Prassenos v. E.I. Du Pont de Nemours and Company et al
Order STRIKING 55 Suggestion of Death filed by Emma Prassenos, as set out in order. Signed by Judge Kristi K. DuBose on 10/27/2014. (cmj)
IN THE UNITED STATES DISTRICT COURT
FOR THE SOUTHERN DISTRICT OF ALABAMA
E.I. DU PONT DE MOURS AND CO., et al., )
CIVIL ACTION NO. 13-00419-KD-C
This action is before the Court on the suggestion of death of Plaintiff Emma Prassenos pursuant
to Rule 25(a)(1) of the Federal Rules of Civil Procedure (Doc. 55).
Rule 25(a)(1) provides as follows:
If a party dies and the claim is not extinguished, the court may order substitution of the
proper party. A motion for substitution may be made by any party or by the decedent's
successor or representative. If the motion is not made within 90 days after service of a
statement noting the death, the action by or against the decedent must be dismissed.
Fed. R. Civ. P. Rule 25(a)(1). Under the Rule, serving a “statement noting the death”, i.e., a suggestion of
death, triggers a ninety (90) day period during which a motion for substitution should be filed. The Rule
does not specifically identify who has authority to serve the statement, but does state that a motion for
substitution may be made by a party or by the decedent’s successor or representative. At least one district
court has interpreted this Rule to render a suggestion of death as ineffective unless it was filed and served
by a party or a successor or representative of the decedent, and not effective if filed by the deceased
plaintiff’s counsel.

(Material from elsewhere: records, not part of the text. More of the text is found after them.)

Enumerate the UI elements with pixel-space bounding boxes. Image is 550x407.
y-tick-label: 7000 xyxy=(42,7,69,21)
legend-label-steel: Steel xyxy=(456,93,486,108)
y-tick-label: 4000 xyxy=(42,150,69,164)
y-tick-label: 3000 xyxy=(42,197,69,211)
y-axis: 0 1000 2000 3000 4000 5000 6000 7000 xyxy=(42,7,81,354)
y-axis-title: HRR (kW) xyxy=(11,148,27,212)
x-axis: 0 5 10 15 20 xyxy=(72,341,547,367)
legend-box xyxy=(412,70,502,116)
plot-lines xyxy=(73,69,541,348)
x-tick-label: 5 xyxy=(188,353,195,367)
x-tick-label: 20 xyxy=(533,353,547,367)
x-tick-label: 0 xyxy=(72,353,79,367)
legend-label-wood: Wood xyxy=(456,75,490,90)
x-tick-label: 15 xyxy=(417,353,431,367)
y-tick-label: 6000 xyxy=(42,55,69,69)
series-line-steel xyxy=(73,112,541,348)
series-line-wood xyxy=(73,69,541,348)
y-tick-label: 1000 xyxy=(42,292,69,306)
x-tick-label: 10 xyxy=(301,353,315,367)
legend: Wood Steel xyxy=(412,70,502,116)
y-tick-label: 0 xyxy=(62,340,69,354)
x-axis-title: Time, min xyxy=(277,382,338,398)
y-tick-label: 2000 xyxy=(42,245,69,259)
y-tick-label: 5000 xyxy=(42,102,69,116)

The district court explained as follows:
The statement of death filed by Plaintiff's counsel was not filed on the record by one
having authority to do so. At the time it was filed Plaintiff's counsel represented the
decedent Arthur Schmidt and had not yet been retained by Dennis Schmidt the personal
Filing a suggestion of death on the record has a very narrow role-it commences the 90
day period within which a motion for substitution must be filed. [ ] As such, it serves the
adversarial function of expediting the substitution of deceased parties. “In practice, it is
not unusual for a defendant to suggest death upon the record to impose upon the
plaintiff's side the obligation to move for the substitution of a party, as a tactical
maneuver of an adversary premised upon expediting the action or getting it dismissed.” [
] On the other hand, it would be highly unusual for a representative of a deceased
plaintiff to file a suggestion of death since doing so is not a prerequisite to filing a motion
for substitution and would otherwise be contrary to the interests of the deceased party's
estate. [ ]
Accordingly, because the act of filing a statement of death on the record has the potential
to have a dispositive impact on the underlying litigation, only statements of death filed by
persons acting with authority should be given effect under Rule 25(a).
While Rule 25(a) does not explicitly specify who may properly serve the suggestion of
death, courts have construed the rule so as to allow the suggestion to be filed by any of
the same persons who are permitted to move for substitution. [ ] Thus, a suggestion of
death is ineffective under Rule 25(a) unless it is filed by either a party, or by a
representative of the deceased party. [ ]
Schmidt v. Merrill Lynch Trust Co., 2008 WL 2694891, *2 (M.D. Fla. Jun. 30, 2008) (footnotes omitted)
(noting 3B Moore’s Federal Practice § 25.13).
Charles J. Potts and Robert J. Winicki filed the suggestion of death as counsel for plaintiff
Prassenos. Counsel did not indicate whether they have been retained by a successor or representative of
Prasenos, the deceased party. Rather, counsel stated only that “[i]t is anticipated that an administrative
decedent’s Estate will be opened in an appropriate jurisdiction on behalf of Ms. Prassenos’ heirs, her two
sons, at which time said Estate will move to be substituted for that of the named Plaintiff pursuant to Rule
25[.]” (Doc. 55 at 1). In sum, counsel has not filed a motion for substitution on behalf of a successor or
Because the Court is uncertain as to whether Potts and/or Winicki, as counsel for
Prassenos, have authority to file and serve1 the suggestion of death (Doc. 55), it is STRICKEN.
DONE and ORDERED this the 27th day of October 2014.
/s/ Kristi K. DuBose
KRISTI K. DuBOSE
UNITED STATES DISTRICT JUDGE
Under Rule 25(a)(3), service of a statement noting death must be served upon a party pursuant to Rule 5
and on non-parties such as the decedent’s successor or representative pursuant to Rule 4. The certificate of service
on the suggestion of death does not indicate such service on non-parties. (Doc. 55 at 2). Hence, there is nothing
before the Court to indicate whether counsel served the suggestion of death upon Prassenos’
successor/representative (or anticipated successor/representative such as her two sons).